Tuesday's vote gives the county parks director the authority to ban alcoholic consumption on the parkway between Hazel and Watt avenues when he anticipates such events could threaten public safety.
Yet some supervisors and supporters of the increased restrictions said they expect to revisit the problem of drinking on the river in the future.
"They've declared war on you," said John Barris, a retired county Juvenile Court administrator, of the young people involved in Rafting Gone Wild.
This was the second year public safety officials struggled to contain fights and other questionable activity at Rafting Gone Wild, an event that has been promoted through social media without any support by a known organization.
More than 3,000 people showed up at the July 14 event, with 23 people arrested.
Witnesses described deputies, rangers and other safety employees as having a hard time keeping up with the large and chaotic crowd. Fights erupted on the riverbanks and rocks were thrown at rafters, they said.
Tuesday's action extends the county's previous drinking ban on the parkway, which covered three holidays Memorial Day, July Fourth and Labor Day. The previous ban was approved because of similar raucous activity, although on a smaller scale than at Rafting Gone Wild.
Besides the overwhelming reaction against Rafting Gone Wild, supervisors said they were persuaded to act by two parents who lost children in a drunken driving accident that was caused by a 19-year-old man who had been drinking on the river.
Kendall Lui, 18, and Brian Haight, 19, were killed in 2006.
If there had been a complete ban on alcohol on the river, "our children would be alive today," their parents wrote to supervisors.

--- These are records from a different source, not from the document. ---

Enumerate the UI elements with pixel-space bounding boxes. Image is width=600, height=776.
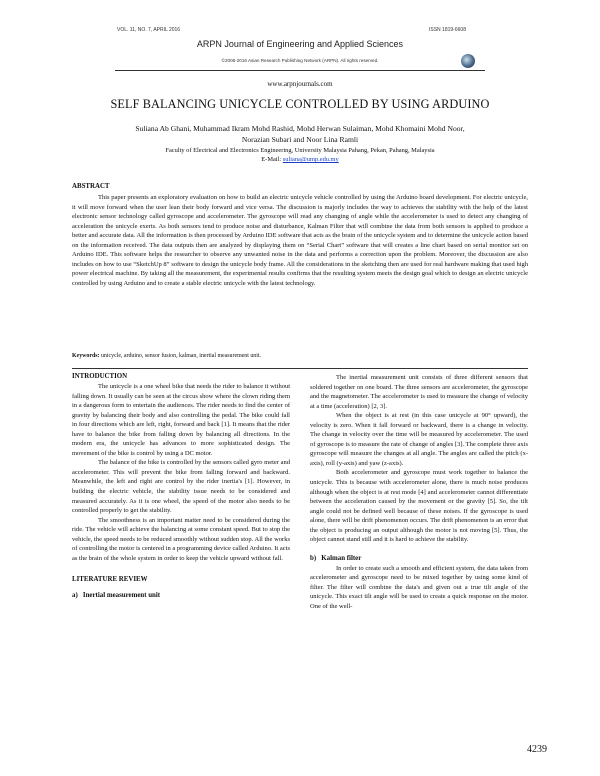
volume-info: VOL. 11, NO. 7, APRIL 2016 [117,27,181,33]
email-label: E-Mail: [261,156,282,163]
abstract-body [72,193,528,288]
arpn-logo [461,54,475,68]
authors-line-2: Norazian Subari and Noor Lina Ramli [241,134,359,144]
right-column [310,373,528,612]
header-rule [115,70,485,71]
keywords-label: Keywords: [72,353,100,359]
left-column [72,373,290,599]
imu-paragraph-1: The inertial measurement unit consists of three different sensors that soldered together on one board. The three sensors are accelerometer, the gyroscope and the magnetometer. The accelerometer is used to measure the change of velocity at a time (acceleration) [2, 3]. [310,374,528,410]
kalman-paragraph: In order to create such a smooth and efficient system, the data taken from accelerometer and gyroscope need to be mixed together by using some kind of filter. The filter will combine the data's and given out a true tilt angle of the unicycle. This exact tilt angle will be used to create a quick response on the motor. One of the well- [310,564,528,611]
abstract-heading: ABSTRACT [72,183,110,190]
issn: ISSN 1819-6608 [429,27,466,33]
abstract-text: This paper presents an exploratory evaluation on how to build an electric unicycle vehicle controlled by using the Arduino board development. For electric unicycle, it will move forward when the user lean their body forward and vice versa. The discussion is majorly includes the way to achieves the stability with the help of the latest electronic sensor technology called gyroscope and accelerometer. The gyroscope will read any changing of angle while the accelerometer is used to detect any changing of acceleration the unicycle exerts. As both sensors tend to produce noise and disturbance, Kalman Filter that will combine the data from both sensors is applied to produce a better and accurate data. All the information is then processed by Arduino IDE software that acts as the brain of the unicycle system and to determine the unicycle action based on the information received. The data outputs then are analyzed by displaying them on “Serial Chart” software that will creates a line chart based on serial monitor set on Arduino IDE. This software helps the researcher to observe any unwanted noise in the data and performs a correction upon the problem. Moreover, the discussion are also includes on how to use “SketchUp 8” software to design the unicycle body frame. All the considerations in the sketching then are used for real hardware making that used high power electrical machine. By taking all the measurement, the experimental results confirms that the resulting system meets the design goal which to design an electric unicycle controlled by using Arduino and to create a stable electric unicycle with the latest technology. [72,194,528,287]
abstract-rule [72,368,528,369]
subsection-a-heading: a) Inertial measurement unit [72,592,161,600]
email-link[interactable]: suliana@ump.edu.my [282,156,339,163]
intro-paragraph-3: The smoothness is an important matter need to be considered during the ride. The vehicle will achieve the balancing at some constant speed. But to stop the vehicle, the speed needs to be reduced smoothly without sudden stop. All the works of controlling the motor is centered in a programming device called Arduino. It acts as the brain of the whole system in order to keep the vehicle upward without fall. [72,516,290,562]
imu-paragraph-3: Both accelerometer and gyroscope must work together to balance the unicycle. This is because with accelerometer alone, there is much noise produces although when the object is at rest mode [4] and accelerometer cannot differentiate between the acceleration caused by the movement or the gravity [5]. So, the tilt angle could not be defined well because of these noises. If the gyroscope is used alone, there will be drift phenomenon occurs. The drift phenomenon is an error that the object is producing an output although the motor is not moving [5]. Thus, the object cannot stand still and it is hard to achieve the stability. [310,469,528,544]
email-line [0,155,600,164]
journal-name: ARPN Journal of Engineering and Applied Sciences [196,39,404,49]
literature-heading: LITERATURE REVIEW [72,576,148,584]
page-number: 4239 [527,744,547,755]
intro-heading: INTRODUCTION [72,373,128,380]
journal-website[interactable]: www.arpnjournals.com [267,80,333,88]
imu-paragraph-2: When the object is at rest (in this case unicycle at 90° upward), the velocity is zero. When it fall forward or backward, there is a change in velocity. The change in velocity over the time will be measured by accelerometer. The used of gyroscope is to measure the rate of change of angles [3]. The complete three axis gyroscope will measure the changes at all angle. The angles are called the pitch (x-axis), roll (y-axis) and yaw (z-axis). [310,412,528,467]
copyright: ©2006-2016 Asian Research Publishing Network (ARPN). All rights reserved. [221,58,379,63]
paper-title: SELF BALANCING UNICYCLE CONTROLLED BY USING ARDUINO [110,97,490,111]
affiliation-block [0,146,600,164]
authors-line-1: Suliana Ab Ghani, Muhammad Ikram Mohd Rashid, Mohd Herwan Sulaiman, Mohd Khomaini Mohd Noor, [135,124,465,133]
subsection-b-heading: b) Kalman filter [310,554,362,562]
affiliation: Faculty of Electrical and Electronics Engineering, University Malaysia Pahang, Pekan, Pahang, Malaysia [165,147,435,154]
keywords-text: unicycle, arduino, sensor fusion, kalman, inertial measurement unit. [100,353,261,359]
intro-paragraph-2: The balance of the bike is controlled by the sensors called gyro meter and accelerometer. This will prevent the bike from falling forward and backward. Meanwhile, the left and right are control by the rider inertia's [1]. However, in building the electric vehicle, the stability issue needs to be considered and measured accurately. As it is one wheel, the speed of the motor also needs to be controlled properly to get the stability. [72,459,290,515]
author-list [0,124,600,145]
intro-paragraph-1: The unicycle is a one wheel bike that needs the rider to balance it without falling down. It usually can be seen at the circus show where the clown riding them in a dangerous form to entertain the audiences. The rider needs to find the center of gravity by balancing their body and also controlling the pedal. The bike could fall in four directions which are left, right, forward and back [1]. It means that the rider have to balance the bike from falling down by balancing all directions. In the modern era, the unicycle has advances to more sophisticated design. The movement of the bike is control by using a DC motor. [72,383,290,457]
keywords-line [72,353,261,359]
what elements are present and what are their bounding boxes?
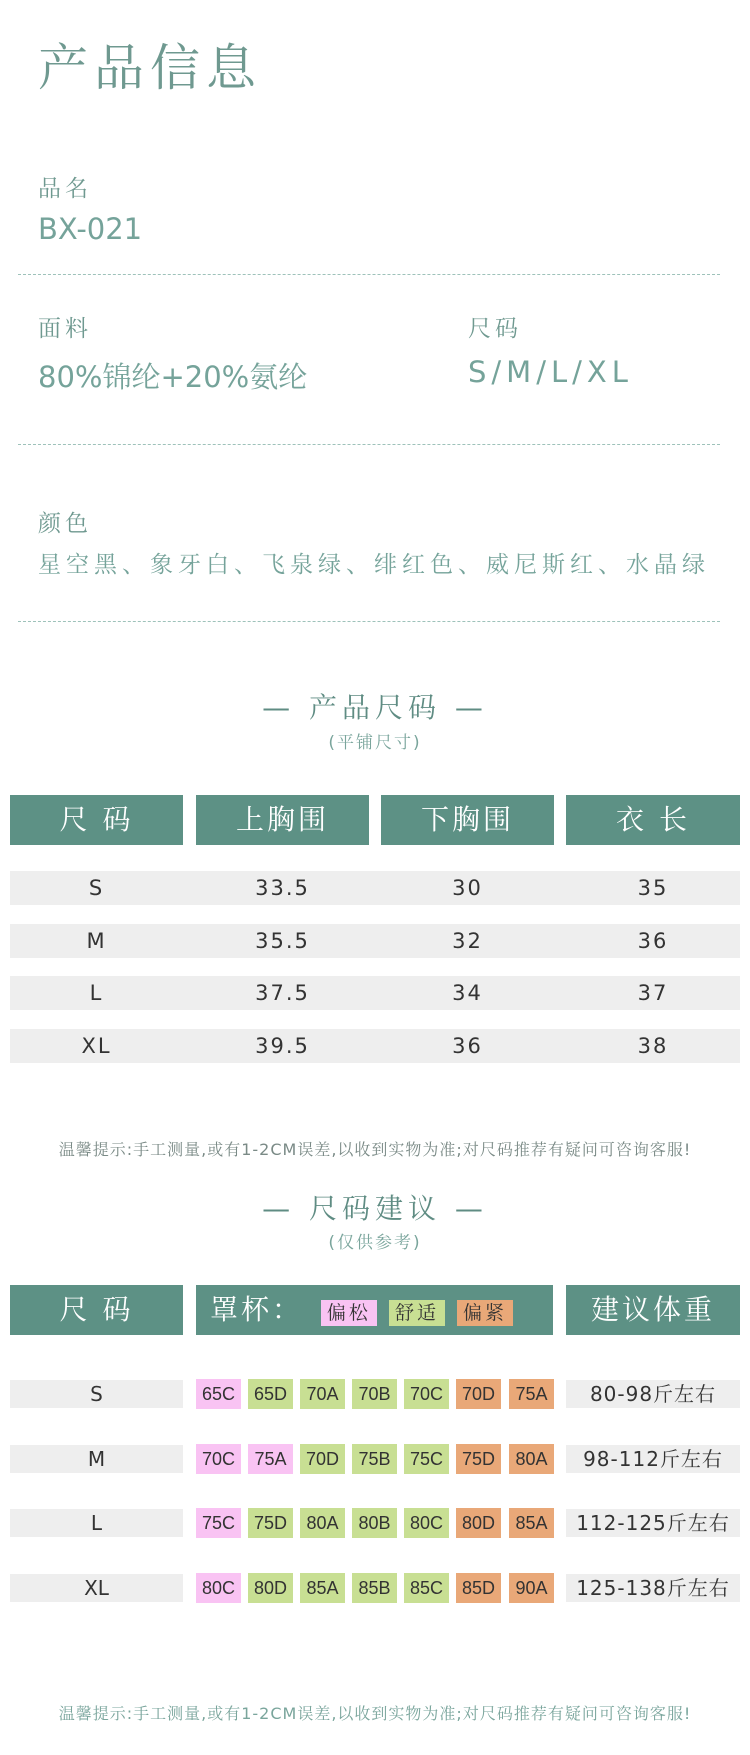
recommend-weight: 112-125斤左右 [566,1509,740,1537]
table-cell: 36 [452,1034,483,1058]
divider [18,274,720,275]
table-cell: 32 [452,929,483,953]
cup-cell: 70C [404,1379,449,1409]
table-cell: L [89,981,104,1005]
table-cell: 37.5 [255,981,310,1005]
cup-cell: 70C [196,1444,241,1474]
fabric-value: 80%锦纶+20%氨纶 [38,360,308,394]
size-table-header: 上胸围 [196,795,369,845]
cup-cell: 80A [509,1444,554,1474]
recommend-weight: 80-98斤左右 [566,1380,740,1408]
recommend-tip: 温馨提示:手工测量,或有1-2CM误差,以收到实物为准;对尺码推荐有疑问可咨询客服! [58,1704,692,1723]
cup-cell: 70B [352,1379,397,1409]
cup-cell: 80D [456,1508,501,1538]
size-label: 尺码 [468,316,522,342]
cup-cell: 85A [300,1573,345,1603]
cup-cell: 80B [352,1508,397,1538]
size-table-subtitle: (平铺尺寸) [328,733,422,753]
cup-cell: 75D [248,1508,293,1538]
divider [18,621,720,622]
cup-cell: 65D [248,1379,293,1409]
table-cell: 33.5 [255,876,310,900]
cup-cell: 80C [404,1508,449,1538]
cup-cell: 85A [509,1508,554,1538]
recommend-subtitle: (仅供参考) [328,1233,422,1253]
table-cell: 38 [637,1034,669,1058]
size-table-header: 下胸围 [381,795,554,845]
recommend-size: S [90,1382,103,1406]
cup-cell: 75A [248,1444,293,1474]
legend-item: 偏紧 [457,1300,513,1326]
table-cell: XL [81,1034,112,1058]
size-value: S/M/L/XL [468,355,633,389]
table-cell: 37 [637,981,669,1005]
color-label: 颜色 [38,511,92,537]
size-table-header: 尺 码 [10,795,183,845]
table-cell: 35 [637,876,669,900]
cup-cell: 75B [352,1444,397,1474]
cup-cell: 70D [300,1444,345,1474]
cup-cell: 65C [196,1379,241,1409]
color-value: 星空黑、象牙白、飞泉绿、绯红色、威尼斯红、水晶绿 [38,552,710,578]
page-title: 产品信息 [38,39,262,97]
cup-cell: 70D [456,1379,501,1409]
cup-cell: 80C [196,1573,241,1603]
cup-cell: 75A [509,1379,554,1409]
table-cell: 39.5 [255,1034,310,1058]
cup-cell: 85C [404,1573,449,1603]
size-tip: 温馨提示:手工测量,或有1-2CM误差,以收到实物为准;对尺码推荐有疑问可咨询客服! [58,1140,692,1159]
recommend-weight: 125-138斤左右 [566,1574,740,1602]
table-cell: S [88,876,105,900]
cup-cell: 90A [509,1573,554,1603]
table-cell: 35.5 [255,929,310,953]
cup-legend [315,1293,513,1326]
recommend-size: M [87,1447,106,1471]
table-cell: 34 [452,981,483,1005]
recommend-size: XL [84,1576,109,1600]
recommend-header-weight: 建议体重 [566,1285,740,1335]
table-cell: 36 [637,929,669,953]
size-table-header: 衣 长 [566,795,740,845]
table-cell: M [86,929,107,953]
legend-item: 舒适 [389,1300,445,1326]
recommend-weight: 98-112斤左右 [566,1445,740,1473]
cup-cell: 85B [352,1573,397,1603]
fabric-label: 面料 [38,316,92,342]
recommend-title: — 尺码建议 — [262,1192,488,1225]
cup-cell: 70A [300,1379,345,1409]
cup-cell: 80D [248,1573,293,1603]
cup-cell: 75C [404,1444,449,1474]
cup-header-label: 罩杯： [210,1293,304,1326]
recommend-header-cup [196,1285,553,1335]
cup-cell: 75D [456,1444,501,1474]
table-cell: 30 [452,876,483,900]
legend-item: 偏松 [321,1300,377,1326]
recommend-header-size: 尺 码 [10,1285,183,1335]
cup-cell: 80A [300,1508,345,1538]
name-label: 品名 [38,176,92,202]
size-table-title: — 产品尺码 — [262,691,488,724]
cup-cell: 75C [196,1508,241,1538]
recommend-size: L [90,1511,103,1535]
divider [18,444,720,445]
name-value: BX-021 [38,212,143,246]
cup-cell: 85D [456,1573,501,1603]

Supervisors also directed county staff to draw up legislation that would allow the county to recoup costs of responding to such incidents. Staff estimated that the county spent about $35,000 responding to Rafting Gone Wild this year.
County Executive Brad Hudson said similar legislation has been approved in communities that have sought to recoup public safety expenses from landlords that allow excessive criminal activity.
Several supporters spoke in favor of the expanded alcohol ban, and some suggested an outright ban on liquor on the American River.
But supervisors said they want to strike a balance between events such as Rafting Gone Wild and others where people drink responsibly.
No one spoke against the proposal at the board meeting, even though a notice about it was posted on the Rafting Gone Wild Facebook page.
"I don't see anyone speaking up for drunken and disorderly behavior," said Alan Wade, past president of the Save the American River Association, which supported the increased ban.
On the Rafting Gone Wild Facebook page, though, some posters complained.
"Another sad commentary was a lady that said it's everyone's right to use the river, but she fails to understand that everyone includes those of us that want to be able to have a drink in our hands," the poster wrote.
County officials said they monitor social media to find out if events are coming up. They said they will use social media such as Facebook and Twitter to warn people of bans approved under Tuesday's vote.
But some supporters of outright alcohol bans on the parkway suggested that young people will find a way to avoid detection and rally crowds to the river.
Supervisors expressed interest in a ban on parkway drinking between May and October. They directed their legislative advocate to bring such a proposal to state lawmakers next year.